A relative called Mary and John with the horrible news that their son died. “The Taliban put a picture of my dead son on their website” John said. The murder of the little boy shocked John’s mother and five sisters. They asked how the Islamic faith could justify killing a child because of his father’s actions. They told John’s father that his acts were shameful, and they then told their whole village that they, too, were following the Jesus Christ that John had shared with them.

“Very soon, we learned from my wife’s brother that my father killed his wife and my five sisters and buried them” John said. “We believe him, because we have not heard or seen anything of my sisters.” Although Mary’s brothers were Taliban members, they disagreed with the leadership about killing John’s son. And then, when the Taliban and John’s father killed John’s sisters, Mary’s brothers initiated a gunfight with other Taliban members. The body of her oldest brother was found days later with one hand cut off, but her youngest brother managed to escape.

When Mary’s father found out that his wife was the one who had revealed the Taliban’s plot to kill the couple, he killed her by feeding her rat poison. John and Mary could only weep and pray, saying, ”God, you know.”
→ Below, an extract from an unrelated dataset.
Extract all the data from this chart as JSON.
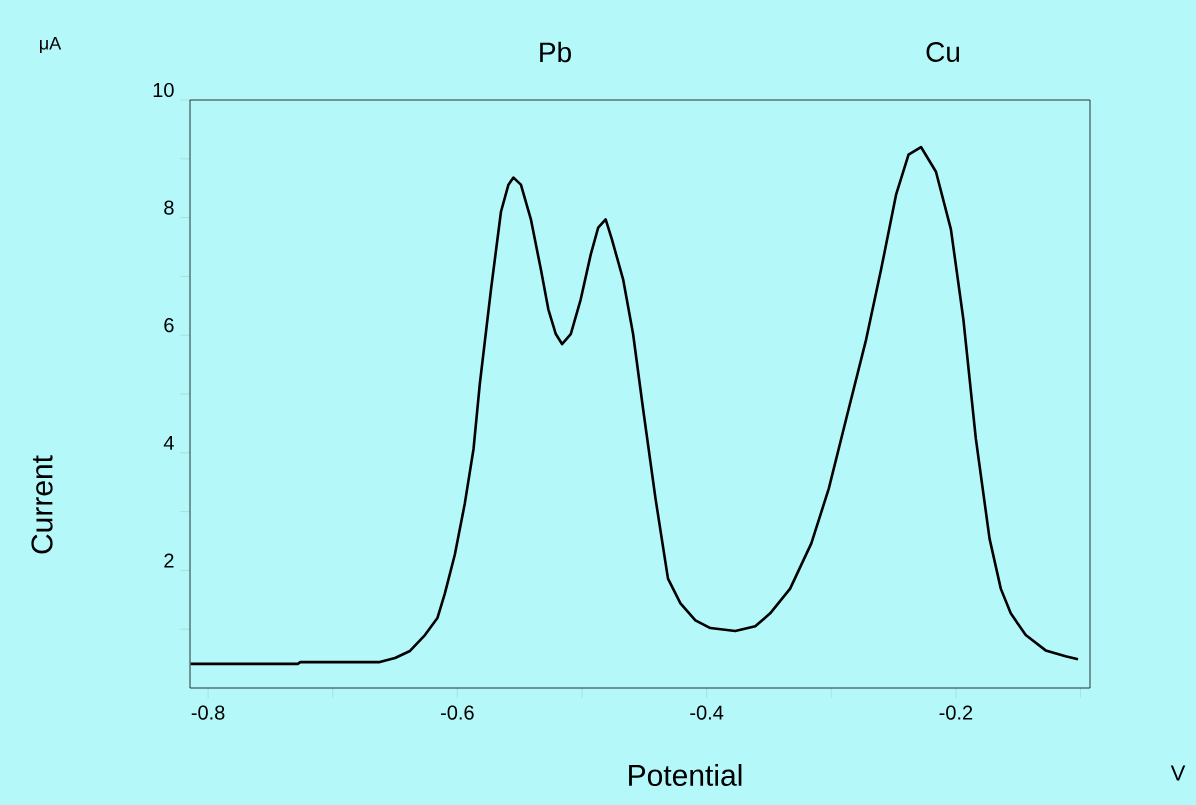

In November 2013, John and Mary were baptized. In February 2014 little Isa was born, perfectly healthy. Because of continual threats from the Taliban, the family was forced to move six times in eight months. John continued to share Jesus with everyone, often speaking with Afghan tradesmen working in the markets. He once prayed with a medical assistant about her infertility, and later she called to tell him she had just learned that she was pregnant. John began using the internet to minister to Afghans around the world, including his former Muslim students in Afghanistan. Many have turned to Christ through John’s powerful witness. John continues to teach new converts. He leads hours of internet worship services with small groups several times a week.

In late 2014, John, Mary, and Isa were accepted as refugees in a Western country. And John continues sharing about Christ. “Every second I work for God I want more people to see Jesus. I don’t want people to see me; I want them to see God. I lost everything, so I want to tell people about Jesus. God said He made many houses in heaven; he needs people in them.”

So, it ended up that many of John’s beloved relatives were murdered—so what was the meaning of my title, “victory” over the Taliban? The answer is: Many souls were won to the Lord. John will see his relatives in heaven again. None of their lives meant so much to them—or him—such as to sway them from their indomitable love for Our Savior. They loved Him so much that their feelings for each other seemed like hate in comparison. Our Lord gave up His life for us. What should we be willing to do for Him?   What Jesus spoke was hyperbole in Luke 14:26 above, but John and Mary were the perfect examples of what it means.